O que vai tocar as pessoas, segundo o coreógrafo, não é a beleza, no sentido da precisão. “O movimento pode ser feito de milhões de formas: brusco, cortado etc. Mas é a escolha da dinâmica correta para aquele tema musical ou para aquela ideia que vai fazer com que o público se emocione. E quando isso acontece é muito legal”, ressalta.

E acontece por uma combinação única de todos os elementos que compõem o espetáculo. “O que se vê na cena é resultado de uma decantação de ideias que perpassam todas as áreas do grupo, da produção à criação”, afirma Bogéa. Paulo é quem coordena esse arremate. “Minha função maior é conceituar a obra, dar um título e conseguir uma unidade entre todas as áreas: coreografia, música, figurino e cenário. E daí vem o espetáculo”, diz.

É desse processo que Paulo mais gosta. “Eu tenho quase o dever de entender por onde o processo criativo do Rodrigo está indo. Ele não tem uma ideia pressuposta, mas é claro que algum sentido a obra tem. Para mim, o mais custoso é conseguir ver nesse processo um conceito que reúna tudo para dar um direcionamento”, afirma o diretor artístico. A partir da multiplicidade de elementos, torna-se possível filtrar a estética própria do Corpo: “Minha maneira de trabalhar é enxugar, dar limpeza à parte visual, não atrapalhar com efeitos especiais”, diz Paulo. A experiência proporcionada pelo equilíbrio de todos esses elementos – música, dança, luz, cenário, figurino – “desafia a ideia do que é ser brasileiro, sem exotismo ou caricatura, transformando certas matérias brutas do Brasil em dança”, aponta Bogéa.

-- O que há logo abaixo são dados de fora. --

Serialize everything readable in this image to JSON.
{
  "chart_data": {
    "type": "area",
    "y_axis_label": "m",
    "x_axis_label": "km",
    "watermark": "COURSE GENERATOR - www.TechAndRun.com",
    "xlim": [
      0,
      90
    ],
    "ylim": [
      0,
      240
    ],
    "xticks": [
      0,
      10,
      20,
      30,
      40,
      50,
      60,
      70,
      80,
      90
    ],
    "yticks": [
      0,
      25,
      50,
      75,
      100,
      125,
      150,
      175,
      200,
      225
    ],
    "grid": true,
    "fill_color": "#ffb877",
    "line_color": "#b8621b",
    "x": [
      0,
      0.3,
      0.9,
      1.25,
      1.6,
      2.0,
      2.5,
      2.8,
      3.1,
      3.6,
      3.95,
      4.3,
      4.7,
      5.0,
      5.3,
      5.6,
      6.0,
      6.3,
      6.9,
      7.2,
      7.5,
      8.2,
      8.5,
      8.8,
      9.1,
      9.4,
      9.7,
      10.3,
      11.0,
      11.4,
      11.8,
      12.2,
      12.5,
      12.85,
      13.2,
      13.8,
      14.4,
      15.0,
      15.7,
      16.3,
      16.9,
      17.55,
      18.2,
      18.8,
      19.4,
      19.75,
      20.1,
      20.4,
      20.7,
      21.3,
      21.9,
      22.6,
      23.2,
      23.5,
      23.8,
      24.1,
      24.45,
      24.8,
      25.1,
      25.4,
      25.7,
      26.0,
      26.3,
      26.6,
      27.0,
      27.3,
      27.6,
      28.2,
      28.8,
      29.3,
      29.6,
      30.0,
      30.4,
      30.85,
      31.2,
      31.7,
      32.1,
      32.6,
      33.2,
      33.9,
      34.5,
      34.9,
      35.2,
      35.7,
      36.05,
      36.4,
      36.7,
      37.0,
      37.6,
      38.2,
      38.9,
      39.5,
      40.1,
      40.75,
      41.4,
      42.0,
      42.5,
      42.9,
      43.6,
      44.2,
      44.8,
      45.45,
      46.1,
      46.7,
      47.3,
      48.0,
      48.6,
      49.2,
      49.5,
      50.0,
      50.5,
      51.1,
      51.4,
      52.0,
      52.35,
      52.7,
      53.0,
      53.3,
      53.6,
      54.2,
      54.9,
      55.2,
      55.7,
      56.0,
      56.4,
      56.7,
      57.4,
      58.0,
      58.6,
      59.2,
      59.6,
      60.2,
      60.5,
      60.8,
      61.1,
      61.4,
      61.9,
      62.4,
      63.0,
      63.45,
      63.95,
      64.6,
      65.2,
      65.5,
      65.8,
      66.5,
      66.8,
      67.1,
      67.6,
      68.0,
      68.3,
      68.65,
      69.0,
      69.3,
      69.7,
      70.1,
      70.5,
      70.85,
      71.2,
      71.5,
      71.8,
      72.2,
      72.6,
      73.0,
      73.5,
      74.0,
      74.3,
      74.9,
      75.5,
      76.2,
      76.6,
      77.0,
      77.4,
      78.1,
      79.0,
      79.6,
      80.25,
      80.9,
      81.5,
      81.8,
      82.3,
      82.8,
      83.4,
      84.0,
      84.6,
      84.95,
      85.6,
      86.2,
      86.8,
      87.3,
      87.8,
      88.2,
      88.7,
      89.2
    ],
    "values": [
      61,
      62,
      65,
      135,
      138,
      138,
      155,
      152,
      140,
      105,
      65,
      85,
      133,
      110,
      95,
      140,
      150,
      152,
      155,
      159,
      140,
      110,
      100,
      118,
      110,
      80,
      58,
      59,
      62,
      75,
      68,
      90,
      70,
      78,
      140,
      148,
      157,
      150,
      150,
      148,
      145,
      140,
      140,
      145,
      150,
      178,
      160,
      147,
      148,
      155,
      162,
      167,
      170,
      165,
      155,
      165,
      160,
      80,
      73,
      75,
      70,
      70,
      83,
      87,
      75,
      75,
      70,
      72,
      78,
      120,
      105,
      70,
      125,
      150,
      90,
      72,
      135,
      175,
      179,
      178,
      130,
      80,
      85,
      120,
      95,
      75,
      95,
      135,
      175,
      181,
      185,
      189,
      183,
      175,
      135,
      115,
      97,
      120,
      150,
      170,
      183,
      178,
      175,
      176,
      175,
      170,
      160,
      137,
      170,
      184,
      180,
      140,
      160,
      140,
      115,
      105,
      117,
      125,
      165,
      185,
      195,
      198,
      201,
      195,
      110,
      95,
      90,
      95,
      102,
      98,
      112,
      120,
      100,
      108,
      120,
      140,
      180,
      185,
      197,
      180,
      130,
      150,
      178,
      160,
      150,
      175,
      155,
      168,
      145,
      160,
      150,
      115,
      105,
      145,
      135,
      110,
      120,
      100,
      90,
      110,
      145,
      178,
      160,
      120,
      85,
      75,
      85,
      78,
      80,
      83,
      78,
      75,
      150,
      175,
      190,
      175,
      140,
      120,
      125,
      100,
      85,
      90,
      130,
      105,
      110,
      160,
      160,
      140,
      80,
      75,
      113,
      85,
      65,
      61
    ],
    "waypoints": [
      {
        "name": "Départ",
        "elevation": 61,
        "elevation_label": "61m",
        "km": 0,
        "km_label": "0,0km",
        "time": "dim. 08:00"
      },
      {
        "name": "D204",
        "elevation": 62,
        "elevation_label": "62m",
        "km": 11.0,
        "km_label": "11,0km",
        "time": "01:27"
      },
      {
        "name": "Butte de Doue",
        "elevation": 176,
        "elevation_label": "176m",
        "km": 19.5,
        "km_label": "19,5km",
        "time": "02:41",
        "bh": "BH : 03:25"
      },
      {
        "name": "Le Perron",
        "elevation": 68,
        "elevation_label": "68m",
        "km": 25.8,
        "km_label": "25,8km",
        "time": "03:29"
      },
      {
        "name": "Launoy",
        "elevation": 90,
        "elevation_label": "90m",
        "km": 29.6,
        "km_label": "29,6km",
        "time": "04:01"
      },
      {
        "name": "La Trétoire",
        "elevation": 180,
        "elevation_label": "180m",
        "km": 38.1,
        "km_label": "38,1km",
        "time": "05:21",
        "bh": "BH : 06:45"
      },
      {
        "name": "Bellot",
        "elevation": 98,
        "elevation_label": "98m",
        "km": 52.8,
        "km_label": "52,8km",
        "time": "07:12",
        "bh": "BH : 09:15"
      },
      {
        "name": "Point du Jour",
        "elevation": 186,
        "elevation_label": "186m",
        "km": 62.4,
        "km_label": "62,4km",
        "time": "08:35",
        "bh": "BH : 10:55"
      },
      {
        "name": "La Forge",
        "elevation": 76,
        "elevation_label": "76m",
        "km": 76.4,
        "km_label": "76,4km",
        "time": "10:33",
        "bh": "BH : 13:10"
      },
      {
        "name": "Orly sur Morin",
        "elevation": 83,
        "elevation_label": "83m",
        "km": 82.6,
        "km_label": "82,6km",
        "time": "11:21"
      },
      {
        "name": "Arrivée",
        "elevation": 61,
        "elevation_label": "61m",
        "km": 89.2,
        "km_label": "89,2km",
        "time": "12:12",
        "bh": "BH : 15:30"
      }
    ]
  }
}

“Hoje nem penso nisso, em criar uma dança brasileira; ela já está incorporada inclusive no corpo dos bailarinos. A brasilidade e a universalidade estão na dança”, afirma Rodrigo. Ou, como disse o poeta e teórico modernista Mário de Andrade em uma carta ao compositor Camargo Guarnieri, em 1934, lembrada por Bogéa: “O papel do artista criador não é figurar uma nacionalidade, mas transfigurá-la”.

Iara Biederman é jornalista, autora do blog Deu Baile e colaboradora da Folha de S.Paulo. No mesmo jornal, foi repórter de cultura, com ênfase em dança e teatro. Formada em jornalismo pela PUC/SP, especializou-se em história da arte e análise crítica do jornalismo na Universidade George Washington, Estados Unidos, e na Universidade de Cardiff, Reino Unido.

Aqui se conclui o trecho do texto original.